Inclusão e exclusão: estratégias de controle da população negra

Nesta quarta (19), aconteceu na Faculdade Cásper Líbero mais uma palestra da semana de debates sobre raça, resistência e identidades. Reuniram-se o analista socioeconômico do IBGE, Prof. Dr. Jefferson Mariano; o historiador Prof. Rafael Lopes, o ativista da UNEAFRO, Prof. Douglas Belchior, autor do Blog “Negro Belchior“, da revista “Carta Capital”; e o estudante da Cásper Líbero Matheus Moreira, membro fundador do coletivo negro da instituição, AfriCásper.  A discussão foi mediada pela professora da casa, Juliana Serzedello. 

Segundo a PNAD, Pesquisa Nacional de Amostra de Domicílios – realizada anualmente pelo IBGE -, de 2013, aproximadamente 54% da população é negra. O estado com mais negros é o Pará, com 76,76% da população negra. O censo de 2010 do IBGE indicou que quase 7 milhões de negros estão morando em favelas, enquanto quase 3,5 milhões de brancos estão na mesma situação. Da parcela dos 10% mais pobres na população brasileira, 74, 57% são negros; e da parcela do 1% mais rico, apenas 16,3% são negros.

O IBGE também mostra que a expectativa de vida dos negros é menor que a dos brancos: apenas 1,95% dos negros atingem uma idade igual ou superior a 70 anos. 

Posso continuar a dar dados, mas acho que estes são suficientes para perceber que a população negra vive uma realidade extremamente injusta, mesmo sendo maioria. De acordo com os palestrantes, isto é resquício da nossa escravidão que perdurou durante 388 anos, o equivalente a 3/4 da história do Brasil. Para eles, a abolição da escravidão nunca teve a intenção de libertar totalmente e incluir os negros na sociedade, “A Lei de Terras, implantada 40 anos antes da abolição, foi para dar só às elites a posse da terra. A Lei do Ventre-Livre foi uma desculpa para os donos de escravos ganharem mais dinheiro: a criança negra, ‘livre’, não tinha para onde ir então ficava na casa do senhor, trabalhando, e o senhor ganhava do Estado por isso”, disse o Prof. Douglas Belchior. 

                         "A elite sempre teve medo dos negros" - Prof. Douglas Belchior

O Prof. Rafael Lopes também explicou que quando finalmente foi decretada a Lei Áurea (1888), os ex-escravos foram até mais excluídos da sociedade do que eram antes, pois não conseguiam um trabalho formal e, portanto, não tinham poder de consumo.
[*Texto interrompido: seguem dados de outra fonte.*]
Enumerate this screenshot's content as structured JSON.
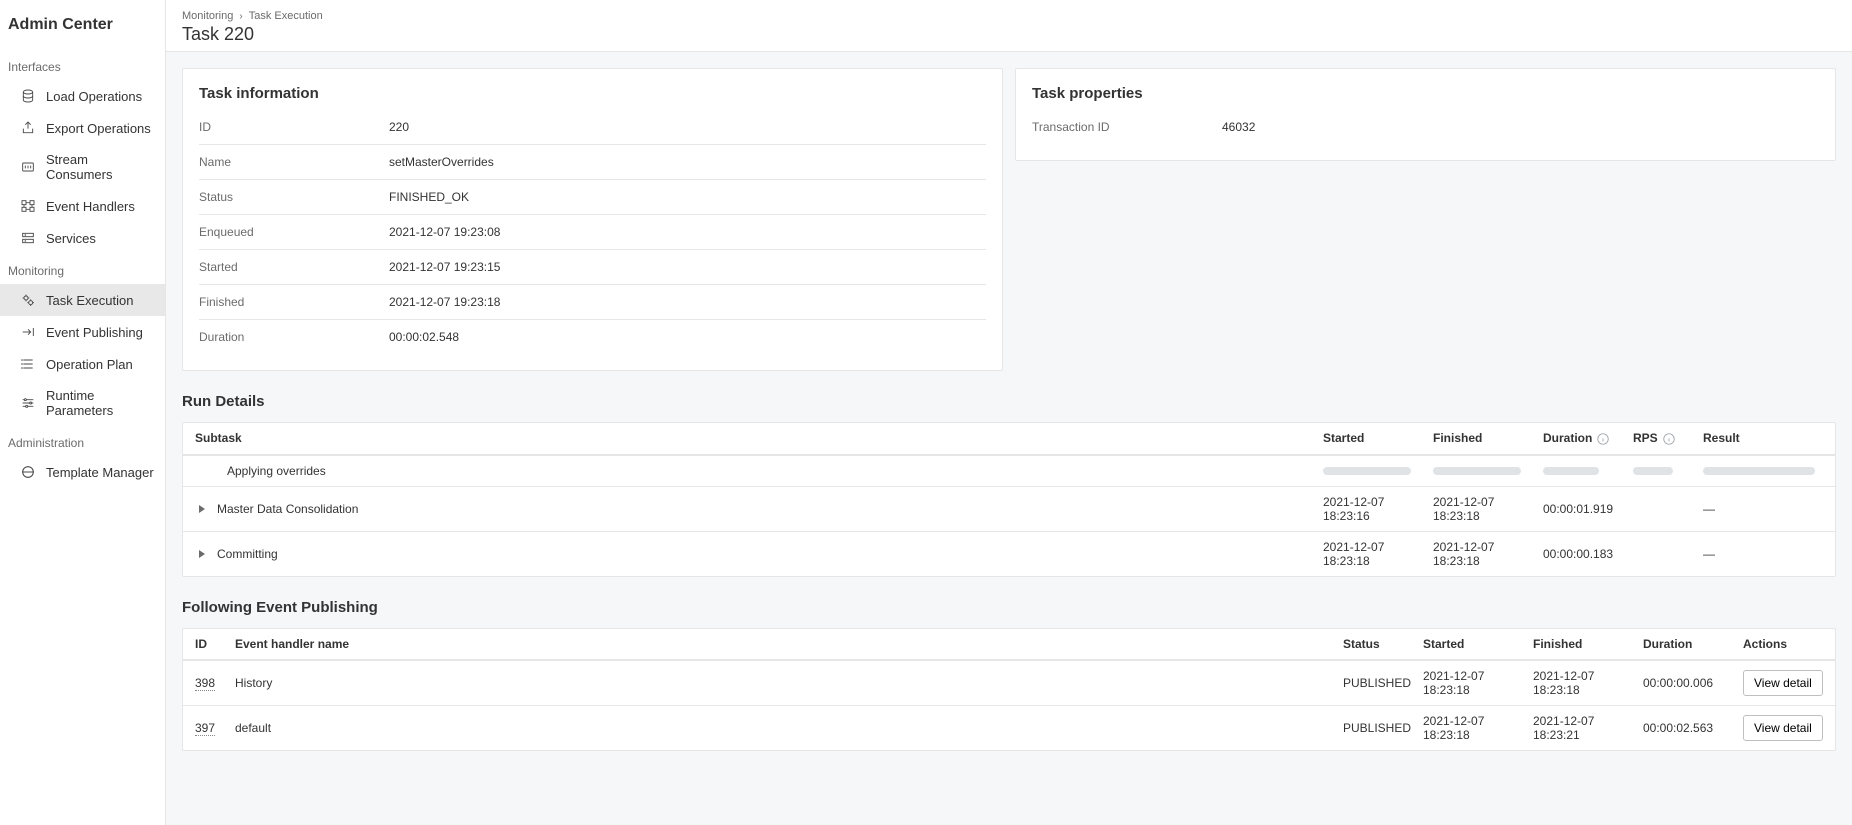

E, apesar das gradativas medidas do Estado feitas para incluir essa parcela da população – iniciadas durante o governo de Getúlio Vargas, que pretendia criar uma identidade nacional, e passou a exaltar a capoeira e o samba, por exemplo -, ainda possuímos uma cultura com características escravocrata.

O clipe “Boa Esperança”, do Emicida, ilustra bem essa nossa herança escravocrata, com a imagem da mulher negra que nunca deixou de trabalhar na casa grande e exerce o papel de empregada doméstica, babá e até objeto sexual do senhor da casa.

“A elite branca sempre teve medo dos negros, por serem maioria, então, com o fim da escravidão, foi mudando suas estratégias de dominação. A PM, a favela, a cadeia, o latifúndio são todos instrumentos de dominação”, contou o Prof. Belchior. Como pontuou o estudante Matheus Moreira, muitos negros acabam por não querer ou demorar para assumir sua negritude para tentar serem aceitos. “Te falam que você é pardo, que você não é negro, porque, talvez, se você for pardo você pode ser aceito em ambientes que um negro não seria”. 

Infelizmente, muitos brancos ainda têm dificuldade de enxergar esse racismo – por vezes sutil – que existe em nossa sociedade. Eu mesma tive que desconstruir várias ideias que tinha sobre o tema e ainda busco essa desconstrução*. Mas não são todos que fazem o mesmo. Ultimamente tem sido dito que há racismo por parte dos negros. O que não é verdade. “A fala de que o negro é racista com o branco é para tentar esconder o racismo velado da nossa sociedade”, afirmou o professor Lopes. 

E o Prof. Belchior finalizou, “O racismo está tão enraizado que um negro, do Capão Redondo, vai para um protesto na Paulista com uma camiseta verde e amarela, diz que é proletário e acha que o Aécio representa os interesses dele (…) Aconteceu a chacina em Osasco e a gente trata isso como um evento pontual, mas não é”. 

Da esq. para a direita: o estudante Matheus Moreira, Prof. Douglas Belchior, Prof. Dr. Jefferson Mariano, Prof. Rafael Lopes e a Profa. Juliana Serzedello. (Foto: Camila Alvarenga)
Da esq. para a direita: o estudante Matheus Moreira, Prof. Douglas Belchior, Prof. Dr. Jefferson Mariano, Prof. Rafael Lopes e a Profa. Juliana Serzedello. (Foto: Camila Alvarenga)

* Escrevi esse texto como um artigo para a cobertura da palestra. Acabei emitindo minha opinião, mas quero deixar claro que não quero tomar o protagonismo de luta de ninguém. Estou ciente de que, por não ser negra, nunca vou entender completamente essa luta e, então, nunca poderei defender completamente a causa, por mais que eu seja totalmente a favor dela. Posso, apenas, tentar derrubar os preconceitos que possuo dentro de mim mesma, sempre buscando minha própria desconstrução, e dar todo o meu apoio àqueles que têm a coragem de lutar.